Dans cette situation, la mise à disposition gratuite du logement au profit d’un enfant majeur ne révèle d’aucune intention libérale des parents, et n’a pas de conséquences sur l’égalité entre les enfants.

Dans ces conditions, l’avantage n’est donc pas pris en compte lors du règlement des successions des parents.

L’obligation d’entretien rejoint l’obligation alimentaire qui lie les parents et les enfants (articles 205 et suivants du Code civil).

Cette seconde obligation parentale permet également de justifier la mise à disposition gratuite d’un logement à un enfant majeur sans ressource.

Dans ces deux cas, obligation d’entretien et obligation alimentaire, si l’enfant est dans le besoin, aucune libéralité ne peut être caractérisée, quelle que soit la durée de l’aide familiale.

En revanche, la mise à disposition prolongée gratuite d’un logement par des parents à un enfant majeur qui dispose d’une situation stable avec des revenus confortables, peut difficilement être qualifiée d’obligation d’entretien ou d’obligation alimentaire.

une aide familiale qualifiée de donation indirecte ?

La situation se complique lorsque l’enfant a fini ses études et dispose de revenus lui permettant de se loger, mais qu’il occupe gratuitement un bien immobilier appartenant à ses parents.

La question de la libéralité consentie par les parents se pose en présence d’une pluralité d’enfants. Dans ce cas l’occupation gratuite, exclusive et prolongée d’un bien immobilier par l’un des enfants constitue un véritable avantage qui peut entraîner un problème d’égalité entre eux.

A noter

Une occupation du logement non exclusive, de courte durée, ou assortie d’une obligation envers le parent, notamment une obligation de soin, demeure une entraide familiale sans conséquences.

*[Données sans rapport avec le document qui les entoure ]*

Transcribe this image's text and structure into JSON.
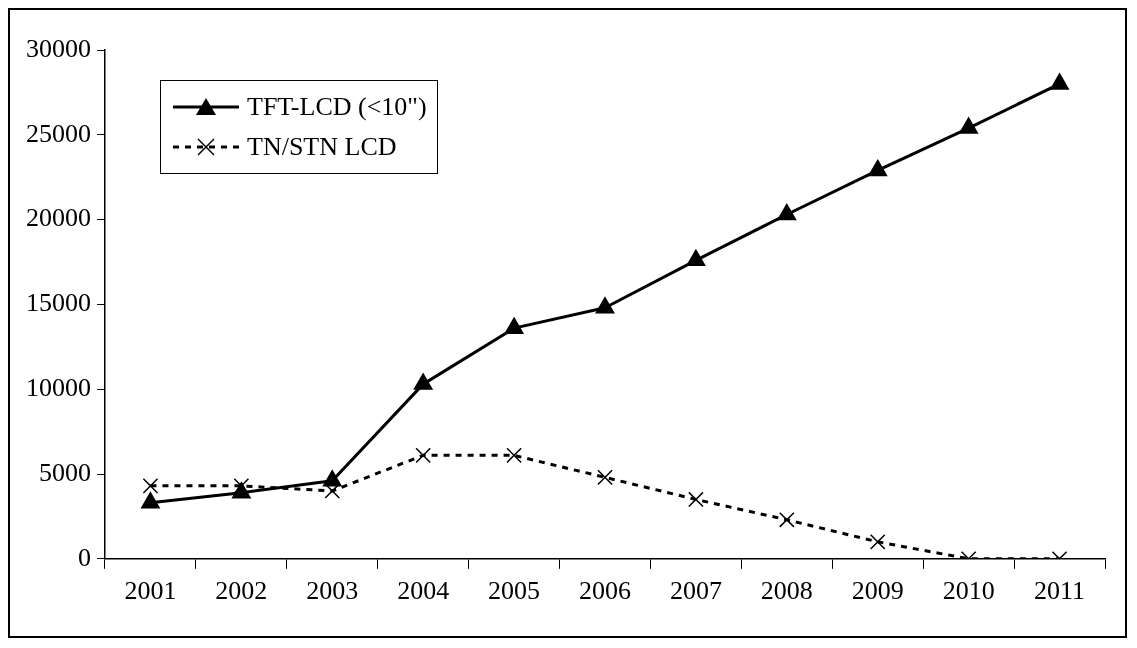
{
  "chart_data": {
    "type": "line",
    "categories": [
      "2001",
      "2002",
      "2003",
      "2004",
      "2005",
      "2006",
      "2007",
      "2008",
      "2009",
      "2010",
      "2011"
    ],
    "series": [
      {
        "name": "TFT-LCD (<10\")",
        "color": "#000000",
        "marker": "triangle",
        "line_style": "solid",
        "values": [
          3300,
          3900,
          4600,
          10300,
          13600,
          14800,
          17600,
          20300,
          22900,
          25400,
          28000
        ]
      },
      {
        "name": "TN/STN LCD",
        "color": "#000000",
        "marker": "cross",
        "line_style": "dashed",
        "values": [
          4300,
          4300,
          4000,
          6100,
          6100,
          4800,
          3500,
          2300,
          1000,
          0,
          0
        ]
      }
    ],
    "ylim": [
      0,
      30000
    ],
    "yticks": [
      0,
      5000,
      10000,
      15000,
      20000,
      25000,
      30000
    ],
    "grid": false,
    "legend": "top left"
  }
}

Rappelons que la donation est un contrat qui nécessite l’intention libérale des parents (ce qui constitue l’élément intentionnel) et le dessaisissement d’un de leur bien ou de son usage (ce qui constitue l’élément matériel).

Les parents doivent donc s’appauvrir et l’enfant doit s’enrichir corrélativement.

Quid dans le cas de la mise à disposition gratuite prolongée d’un logement appartenant aux parents ?

En l’espèce, les parents, propriétaires ou usufruitiers, se privent de la perception de revenus locatifs (constituant souvent un complément de revenus important pour la retraite). De son côté, l’enfant n’a pas à verser quoique ce soit pour se loger, ce qui lui permet de se constituer une épargne.

Une donation indirecte portant sur les revenus pourrait ainsi être caractérisée.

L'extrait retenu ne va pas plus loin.